Hodge has placed Bulgakov in made-up situations and put words into his mouth. But there is a line he gives to Stalin that rings true. It comes at the very end, when Stalin tells Bulgakov that the play will never be performed:

The truth is: it was all about you, Mikhail, all about you from start to finish. Killing my enemies is easy. The challenge is to control their minds. And I think I controlled yours pretty well. In years to come, I’ll be able to say: “Bulgakov? Yeah, we even trained him. We broke him, we can break anybody.”

Indeed, Stalin later said, “Our strength is in having trained even Bulgakov to work for us.”15

Stalin had the power to destroy anyone, but with some writers, perhaps with those he most admired, he preferred to toy. He liked to feel his power over them. In 1952 the Soviet leader chaired a meeting in the Kremlin to judge the Stalin Prize. It was more or less agreed to give the prize to Stepan Zlobin’s novel Stepan Razin, but the Politburo member Georgy Malenkov objected that Zlobin had behaved badly in the war because he had let himself be captured by the Germans. In fact, as everybody knew, Zlobin had behaved with extraordinary courage; he had even led a group of resistance fighters in the concentration camp where he was held.

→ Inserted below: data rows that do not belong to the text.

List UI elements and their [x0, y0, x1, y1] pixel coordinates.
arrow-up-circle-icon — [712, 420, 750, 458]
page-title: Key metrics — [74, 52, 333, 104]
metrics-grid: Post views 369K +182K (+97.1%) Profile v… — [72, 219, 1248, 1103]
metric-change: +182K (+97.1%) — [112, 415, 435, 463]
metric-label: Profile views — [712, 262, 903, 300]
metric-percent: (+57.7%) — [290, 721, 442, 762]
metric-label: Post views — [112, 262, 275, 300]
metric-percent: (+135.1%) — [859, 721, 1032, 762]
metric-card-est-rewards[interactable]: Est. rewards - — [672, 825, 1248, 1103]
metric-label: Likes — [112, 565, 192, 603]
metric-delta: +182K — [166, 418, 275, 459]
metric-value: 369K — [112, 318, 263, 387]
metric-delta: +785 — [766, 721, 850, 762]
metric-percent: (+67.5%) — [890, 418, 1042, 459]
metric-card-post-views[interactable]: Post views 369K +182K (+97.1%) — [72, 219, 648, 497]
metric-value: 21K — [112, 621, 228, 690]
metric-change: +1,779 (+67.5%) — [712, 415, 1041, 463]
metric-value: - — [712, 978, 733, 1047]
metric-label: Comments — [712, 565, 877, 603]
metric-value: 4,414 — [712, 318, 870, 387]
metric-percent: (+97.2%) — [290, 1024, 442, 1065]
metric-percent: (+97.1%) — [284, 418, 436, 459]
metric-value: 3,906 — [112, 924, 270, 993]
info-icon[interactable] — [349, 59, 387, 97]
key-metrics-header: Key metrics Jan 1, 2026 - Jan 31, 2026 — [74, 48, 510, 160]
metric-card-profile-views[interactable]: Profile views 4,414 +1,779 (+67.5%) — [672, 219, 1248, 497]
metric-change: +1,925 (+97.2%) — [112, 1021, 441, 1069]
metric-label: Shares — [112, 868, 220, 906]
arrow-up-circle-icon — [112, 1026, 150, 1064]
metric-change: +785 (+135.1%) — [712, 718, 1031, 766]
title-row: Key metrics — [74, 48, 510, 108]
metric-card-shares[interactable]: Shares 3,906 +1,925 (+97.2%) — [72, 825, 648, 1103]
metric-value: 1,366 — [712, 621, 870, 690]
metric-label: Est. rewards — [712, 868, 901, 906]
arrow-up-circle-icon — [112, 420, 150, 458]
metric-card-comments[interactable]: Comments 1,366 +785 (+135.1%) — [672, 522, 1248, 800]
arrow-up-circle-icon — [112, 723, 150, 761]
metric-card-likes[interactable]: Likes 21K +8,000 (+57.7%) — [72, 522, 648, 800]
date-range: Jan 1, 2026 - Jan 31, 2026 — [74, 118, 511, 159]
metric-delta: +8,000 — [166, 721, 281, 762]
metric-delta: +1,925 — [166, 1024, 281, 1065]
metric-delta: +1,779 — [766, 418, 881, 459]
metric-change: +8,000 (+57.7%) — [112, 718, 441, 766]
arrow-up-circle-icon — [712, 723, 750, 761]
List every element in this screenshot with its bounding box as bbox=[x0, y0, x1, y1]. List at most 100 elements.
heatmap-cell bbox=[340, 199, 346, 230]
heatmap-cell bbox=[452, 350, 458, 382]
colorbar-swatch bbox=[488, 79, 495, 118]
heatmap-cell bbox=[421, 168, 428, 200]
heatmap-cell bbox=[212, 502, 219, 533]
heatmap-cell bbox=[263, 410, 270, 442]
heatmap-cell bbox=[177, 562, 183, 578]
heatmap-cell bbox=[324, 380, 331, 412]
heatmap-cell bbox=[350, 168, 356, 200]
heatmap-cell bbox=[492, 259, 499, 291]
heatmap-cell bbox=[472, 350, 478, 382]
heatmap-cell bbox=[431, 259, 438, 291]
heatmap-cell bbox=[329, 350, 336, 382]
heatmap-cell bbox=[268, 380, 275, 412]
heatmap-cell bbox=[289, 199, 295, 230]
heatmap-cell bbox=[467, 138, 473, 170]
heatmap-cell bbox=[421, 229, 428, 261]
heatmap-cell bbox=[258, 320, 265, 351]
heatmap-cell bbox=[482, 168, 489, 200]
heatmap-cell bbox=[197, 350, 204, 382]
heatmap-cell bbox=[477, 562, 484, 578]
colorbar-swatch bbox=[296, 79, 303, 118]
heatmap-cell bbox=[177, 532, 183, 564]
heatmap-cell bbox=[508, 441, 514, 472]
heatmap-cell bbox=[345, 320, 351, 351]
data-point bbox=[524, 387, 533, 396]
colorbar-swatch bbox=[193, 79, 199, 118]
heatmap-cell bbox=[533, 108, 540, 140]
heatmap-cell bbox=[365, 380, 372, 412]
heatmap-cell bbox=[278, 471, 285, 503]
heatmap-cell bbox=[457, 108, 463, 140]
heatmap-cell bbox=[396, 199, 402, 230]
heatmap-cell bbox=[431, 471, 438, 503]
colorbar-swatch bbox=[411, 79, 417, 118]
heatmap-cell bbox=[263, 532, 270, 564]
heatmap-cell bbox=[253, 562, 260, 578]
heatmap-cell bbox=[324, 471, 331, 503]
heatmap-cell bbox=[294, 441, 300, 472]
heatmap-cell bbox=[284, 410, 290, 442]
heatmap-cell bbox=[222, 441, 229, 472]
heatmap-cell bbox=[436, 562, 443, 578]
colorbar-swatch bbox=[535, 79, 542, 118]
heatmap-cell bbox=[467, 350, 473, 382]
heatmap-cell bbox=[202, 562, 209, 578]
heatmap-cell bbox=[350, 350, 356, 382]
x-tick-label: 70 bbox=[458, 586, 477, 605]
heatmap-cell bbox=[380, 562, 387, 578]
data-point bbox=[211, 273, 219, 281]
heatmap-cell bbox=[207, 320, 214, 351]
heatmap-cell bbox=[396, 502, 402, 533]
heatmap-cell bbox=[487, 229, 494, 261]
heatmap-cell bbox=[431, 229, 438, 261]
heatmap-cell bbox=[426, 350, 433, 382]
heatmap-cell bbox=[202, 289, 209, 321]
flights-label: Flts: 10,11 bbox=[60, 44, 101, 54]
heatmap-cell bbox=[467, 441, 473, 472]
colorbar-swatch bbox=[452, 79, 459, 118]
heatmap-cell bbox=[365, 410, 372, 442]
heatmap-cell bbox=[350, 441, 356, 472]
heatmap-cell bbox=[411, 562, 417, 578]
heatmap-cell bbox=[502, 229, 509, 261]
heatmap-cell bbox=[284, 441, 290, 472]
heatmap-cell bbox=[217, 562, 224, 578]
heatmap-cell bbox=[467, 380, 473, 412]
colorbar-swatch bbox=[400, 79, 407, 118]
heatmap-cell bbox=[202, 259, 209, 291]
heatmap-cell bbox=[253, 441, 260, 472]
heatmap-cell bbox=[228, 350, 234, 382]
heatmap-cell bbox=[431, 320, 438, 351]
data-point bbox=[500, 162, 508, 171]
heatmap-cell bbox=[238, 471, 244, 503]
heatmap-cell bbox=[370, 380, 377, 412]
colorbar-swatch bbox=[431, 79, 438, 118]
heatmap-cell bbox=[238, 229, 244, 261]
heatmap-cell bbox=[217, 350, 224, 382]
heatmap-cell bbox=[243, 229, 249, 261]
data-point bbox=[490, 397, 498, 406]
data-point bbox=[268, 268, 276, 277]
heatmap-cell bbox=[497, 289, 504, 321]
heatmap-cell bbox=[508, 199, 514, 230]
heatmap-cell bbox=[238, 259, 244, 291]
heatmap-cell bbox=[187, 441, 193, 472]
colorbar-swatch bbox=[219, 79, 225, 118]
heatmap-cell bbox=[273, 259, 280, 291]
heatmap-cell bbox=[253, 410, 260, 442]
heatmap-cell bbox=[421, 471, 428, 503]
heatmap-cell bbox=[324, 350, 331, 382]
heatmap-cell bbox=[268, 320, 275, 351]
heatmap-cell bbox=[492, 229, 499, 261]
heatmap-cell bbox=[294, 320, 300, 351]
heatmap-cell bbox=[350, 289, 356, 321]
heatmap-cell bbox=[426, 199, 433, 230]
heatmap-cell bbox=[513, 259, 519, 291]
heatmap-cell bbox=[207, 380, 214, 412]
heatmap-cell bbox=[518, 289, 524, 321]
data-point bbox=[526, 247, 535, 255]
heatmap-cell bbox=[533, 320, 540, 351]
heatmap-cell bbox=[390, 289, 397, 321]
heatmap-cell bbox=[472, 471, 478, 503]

After Malenkov had made his statement there was a deathly hush. Stalin stood up and paced around the room, passing by the seated Politburo members and the leaders of the Writers’ Union and asking out aloud, as if to himself, but also for them to consider, “Shall we forgive him or not?” There was silence. Stalin continued to pace around the room and asked again, “Shall we forgive him or not?” Again there was silence: no one dared to speak. Stalin went on with his pacing and asked for a third time, “Shall we forgive him or not?” Finally he answered his own question: “Let’s forgive him.”

Everyone had understood that the fate of an innocent man had been hanging in the balance: either he would win the Stalin Prize or he would be sent to the Gulag. Though all the writers at the meeting were at least acquainted with Zlobin, no one spoke in his defense, not even when invited to do so by Stalin. In the words of one of them, Konstantin Simonov, “In our eyes it was not just a question of whether to forgive or not forgive a guilty man, but whether to speak out against a denunciation” made by a figure as senior as Malenkov, a denunciation that had evidently been accepted as truth by Stalin, for whom the question was whether to forgive a guilty man.

Looking back on this event, Simonov came to the conclusion that Stalin had always been aware of the accusations against Zlobin, and that he had himself deliberately nominated his book for the Stalin Prize so that he could stage this “little game.”16 Knowing that there would be nobody with the courage to defend Zlobin, Stalin’s aim had been to show that he, and only he, decided the fate of men.